Hippocampus. 2023 May;33(5):586-599. doi: 10.1002/hipo.23535. Epub 2023 Apr 11.
3
View cells in the hippocampus and prefrontal cortex of macaques during virtual navigation.观察猕猴在虚拟导航过程中海马体和前额叶皮层中的细胞。
一种具有海马体空间视图细胞的场景表征理论与模型。
Hippocampus. 2025 May;35(3):e70013. doi: 10.1002/hipo.70013.
Hippocampus. 2023 May;33(5):573-585. doi: 10.1002/hipo.23534. Epub 2023 Mar 31.
4
Superior colliculus saccade motor bursts do not dictate movement kinematics.上丘扫视运动爆发并不决定运动运动学。
Commun Biol. 2022 Nov 11;5(1):1222. doi: 10.1038/s42003-022-04203-0.
5
Task specificity in mouse parietal cortex.小鼠顶叶皮层的任务特异性。
Neuron. 2022 Sep 21;110(18):2961-2969.e5. doi: 10.1016/j.neuron.2022.07.017. Epub 2022 Aug 12.
6
Corollary discharge: Linking saccades and memory circuits in the human brain.关联放电:连接人类大脑中的扫视和记忆回路。
Curr Biol. 2022 Jul 25;32(14):R774-R776. doi: 10.1016/j.cub.2022.06.006.
7
A corollary discharge mediates saccade-related inhibition of single units in mnemonic structures of the human brain.关联放电介导了人类大脑记忆结构中单单位眼球运动相关抑制。
Curr Biol. 2022 Jul 25;32(14):3082-3094.e4. doi: 10.1016/j.cub.2022.06.015. Epub 2022 Jul 1.
8
Distinct neural codes in primate hippocampus and lateral prefrontal cortex during associative learning in virtual environments.在虚拟环境中的联想学习中,灵长类动物海马体和外侧前额叶皮层中的独特神经编码。

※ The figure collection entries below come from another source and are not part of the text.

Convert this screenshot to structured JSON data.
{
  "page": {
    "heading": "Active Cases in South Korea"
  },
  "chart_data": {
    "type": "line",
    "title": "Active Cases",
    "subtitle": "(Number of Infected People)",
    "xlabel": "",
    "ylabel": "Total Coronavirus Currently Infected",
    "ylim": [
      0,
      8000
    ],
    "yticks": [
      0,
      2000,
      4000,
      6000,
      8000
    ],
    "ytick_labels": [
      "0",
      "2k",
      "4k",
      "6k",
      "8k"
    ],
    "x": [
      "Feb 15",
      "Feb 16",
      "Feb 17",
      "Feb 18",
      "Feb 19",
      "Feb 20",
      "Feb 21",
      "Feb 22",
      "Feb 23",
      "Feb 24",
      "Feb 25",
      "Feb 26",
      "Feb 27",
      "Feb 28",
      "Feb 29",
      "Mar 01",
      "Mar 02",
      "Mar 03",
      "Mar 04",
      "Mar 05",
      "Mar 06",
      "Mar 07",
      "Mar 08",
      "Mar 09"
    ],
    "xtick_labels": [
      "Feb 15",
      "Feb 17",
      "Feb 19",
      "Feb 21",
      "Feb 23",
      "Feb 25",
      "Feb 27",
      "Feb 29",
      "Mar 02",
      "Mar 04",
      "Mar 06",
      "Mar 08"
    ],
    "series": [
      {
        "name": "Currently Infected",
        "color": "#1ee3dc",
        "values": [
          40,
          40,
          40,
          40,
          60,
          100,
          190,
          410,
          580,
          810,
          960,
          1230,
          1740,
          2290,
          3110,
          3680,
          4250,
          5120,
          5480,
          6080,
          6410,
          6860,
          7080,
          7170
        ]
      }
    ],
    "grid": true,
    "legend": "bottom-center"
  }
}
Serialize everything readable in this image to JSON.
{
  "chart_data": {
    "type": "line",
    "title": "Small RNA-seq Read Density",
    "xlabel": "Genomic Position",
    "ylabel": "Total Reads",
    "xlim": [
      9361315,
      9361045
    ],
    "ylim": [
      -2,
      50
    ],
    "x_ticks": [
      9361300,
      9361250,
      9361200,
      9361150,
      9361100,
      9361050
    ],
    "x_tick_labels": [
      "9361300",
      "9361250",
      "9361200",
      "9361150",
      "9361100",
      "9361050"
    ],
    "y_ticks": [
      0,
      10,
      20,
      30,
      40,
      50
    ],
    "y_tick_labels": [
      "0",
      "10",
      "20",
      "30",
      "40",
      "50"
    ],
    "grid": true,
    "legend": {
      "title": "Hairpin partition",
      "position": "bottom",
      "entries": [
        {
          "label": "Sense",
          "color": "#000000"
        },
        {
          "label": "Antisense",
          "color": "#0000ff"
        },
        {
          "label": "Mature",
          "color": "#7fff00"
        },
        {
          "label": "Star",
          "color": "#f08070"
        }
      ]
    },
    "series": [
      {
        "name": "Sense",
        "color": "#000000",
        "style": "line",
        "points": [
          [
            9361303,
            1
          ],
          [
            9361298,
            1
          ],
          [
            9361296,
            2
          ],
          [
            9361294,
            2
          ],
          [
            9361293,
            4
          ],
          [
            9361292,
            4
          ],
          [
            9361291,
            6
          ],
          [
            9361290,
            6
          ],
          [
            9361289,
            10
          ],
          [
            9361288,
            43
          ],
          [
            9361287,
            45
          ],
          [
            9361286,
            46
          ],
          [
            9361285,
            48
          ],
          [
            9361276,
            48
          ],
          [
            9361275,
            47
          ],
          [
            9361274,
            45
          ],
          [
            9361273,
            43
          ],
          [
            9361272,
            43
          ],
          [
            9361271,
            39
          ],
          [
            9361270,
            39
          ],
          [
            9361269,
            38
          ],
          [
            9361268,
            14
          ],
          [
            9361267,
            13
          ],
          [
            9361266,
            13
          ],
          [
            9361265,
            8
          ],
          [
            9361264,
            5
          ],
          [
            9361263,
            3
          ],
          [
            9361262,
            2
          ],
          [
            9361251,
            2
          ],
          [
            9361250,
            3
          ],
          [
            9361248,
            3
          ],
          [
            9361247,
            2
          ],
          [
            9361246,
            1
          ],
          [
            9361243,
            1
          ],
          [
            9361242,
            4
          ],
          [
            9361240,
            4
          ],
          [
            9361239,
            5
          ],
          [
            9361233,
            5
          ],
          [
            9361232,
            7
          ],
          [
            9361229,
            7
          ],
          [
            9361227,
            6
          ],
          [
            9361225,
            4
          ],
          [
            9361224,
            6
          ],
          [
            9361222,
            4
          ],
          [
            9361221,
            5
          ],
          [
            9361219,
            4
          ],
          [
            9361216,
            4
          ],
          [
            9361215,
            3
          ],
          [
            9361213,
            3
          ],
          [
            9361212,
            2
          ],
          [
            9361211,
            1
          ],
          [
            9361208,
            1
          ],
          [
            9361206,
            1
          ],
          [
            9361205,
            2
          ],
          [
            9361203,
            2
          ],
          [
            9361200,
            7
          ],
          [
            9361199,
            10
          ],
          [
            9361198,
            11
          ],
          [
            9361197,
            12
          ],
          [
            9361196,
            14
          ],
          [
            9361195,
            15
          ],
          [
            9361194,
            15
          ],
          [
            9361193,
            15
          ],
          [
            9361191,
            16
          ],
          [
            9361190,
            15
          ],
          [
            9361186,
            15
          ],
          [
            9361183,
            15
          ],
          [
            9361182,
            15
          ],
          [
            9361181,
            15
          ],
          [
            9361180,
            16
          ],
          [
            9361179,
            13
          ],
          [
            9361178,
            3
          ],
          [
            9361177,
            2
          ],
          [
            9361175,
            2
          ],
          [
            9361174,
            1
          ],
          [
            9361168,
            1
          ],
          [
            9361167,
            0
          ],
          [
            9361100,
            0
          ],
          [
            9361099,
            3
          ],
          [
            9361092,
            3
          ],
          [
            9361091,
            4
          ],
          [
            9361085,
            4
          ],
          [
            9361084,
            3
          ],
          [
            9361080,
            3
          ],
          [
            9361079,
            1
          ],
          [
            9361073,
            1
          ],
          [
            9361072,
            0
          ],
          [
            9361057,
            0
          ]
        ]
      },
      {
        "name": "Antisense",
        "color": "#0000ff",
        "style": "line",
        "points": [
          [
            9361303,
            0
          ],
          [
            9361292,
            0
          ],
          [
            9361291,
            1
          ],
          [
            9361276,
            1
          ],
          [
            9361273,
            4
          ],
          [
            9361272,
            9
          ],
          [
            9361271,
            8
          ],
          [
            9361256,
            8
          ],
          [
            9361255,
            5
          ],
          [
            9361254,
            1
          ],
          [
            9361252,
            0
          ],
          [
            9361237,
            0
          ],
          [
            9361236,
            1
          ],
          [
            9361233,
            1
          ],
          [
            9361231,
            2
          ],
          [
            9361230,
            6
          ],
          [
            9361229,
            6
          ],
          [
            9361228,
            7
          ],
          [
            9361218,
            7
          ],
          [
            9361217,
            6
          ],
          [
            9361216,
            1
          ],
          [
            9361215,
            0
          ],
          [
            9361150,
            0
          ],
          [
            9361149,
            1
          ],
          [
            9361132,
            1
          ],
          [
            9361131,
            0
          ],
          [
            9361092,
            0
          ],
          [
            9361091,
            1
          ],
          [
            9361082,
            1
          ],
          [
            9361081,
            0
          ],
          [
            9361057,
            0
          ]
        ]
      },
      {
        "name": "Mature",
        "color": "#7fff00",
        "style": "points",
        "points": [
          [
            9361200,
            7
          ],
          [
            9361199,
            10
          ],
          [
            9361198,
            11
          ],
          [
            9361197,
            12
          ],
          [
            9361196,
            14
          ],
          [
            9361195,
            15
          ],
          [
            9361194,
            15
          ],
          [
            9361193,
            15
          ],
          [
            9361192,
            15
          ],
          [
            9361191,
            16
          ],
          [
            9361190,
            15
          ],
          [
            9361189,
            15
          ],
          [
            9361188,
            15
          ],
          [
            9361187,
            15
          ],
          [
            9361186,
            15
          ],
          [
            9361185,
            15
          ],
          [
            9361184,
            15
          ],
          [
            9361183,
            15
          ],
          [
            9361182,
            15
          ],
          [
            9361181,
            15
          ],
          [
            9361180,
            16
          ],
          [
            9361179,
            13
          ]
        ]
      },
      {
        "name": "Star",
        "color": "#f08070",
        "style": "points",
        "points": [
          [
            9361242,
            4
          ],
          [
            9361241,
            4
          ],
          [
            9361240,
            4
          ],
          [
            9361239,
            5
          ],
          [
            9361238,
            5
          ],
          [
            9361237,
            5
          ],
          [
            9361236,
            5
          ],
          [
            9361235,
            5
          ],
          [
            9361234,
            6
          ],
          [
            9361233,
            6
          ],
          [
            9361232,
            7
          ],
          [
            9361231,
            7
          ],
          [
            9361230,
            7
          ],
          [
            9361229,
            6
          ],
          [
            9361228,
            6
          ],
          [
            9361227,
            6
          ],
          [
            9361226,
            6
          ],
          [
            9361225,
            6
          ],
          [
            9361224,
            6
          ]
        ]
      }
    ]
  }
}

Neuron. 2022 Jul 6;110(13):2155-2169.e4. doi: 10.1016/j.neuron.2022.04.016. Epub 2022 May 12.
9
Eye movements reveal spatiotemporal dynamics of visually-informed planning in navigation.眼动揭示了视觉信息在导航中的时空规划动态。
Elife. 2022 May 3;11:e73097. doi: 10.7554/eLife.73097.
10
Cortical and hippocampal dynamics under logical fragmentation of environmental space.皮质和海马体在环境空间逻辑分割下的动态变化。
Neurobiol Learn Mem. 2022 Mar;189:107597. doi: 10.1016/j.nlm.2022.107597. Epub 2022 Feb 5.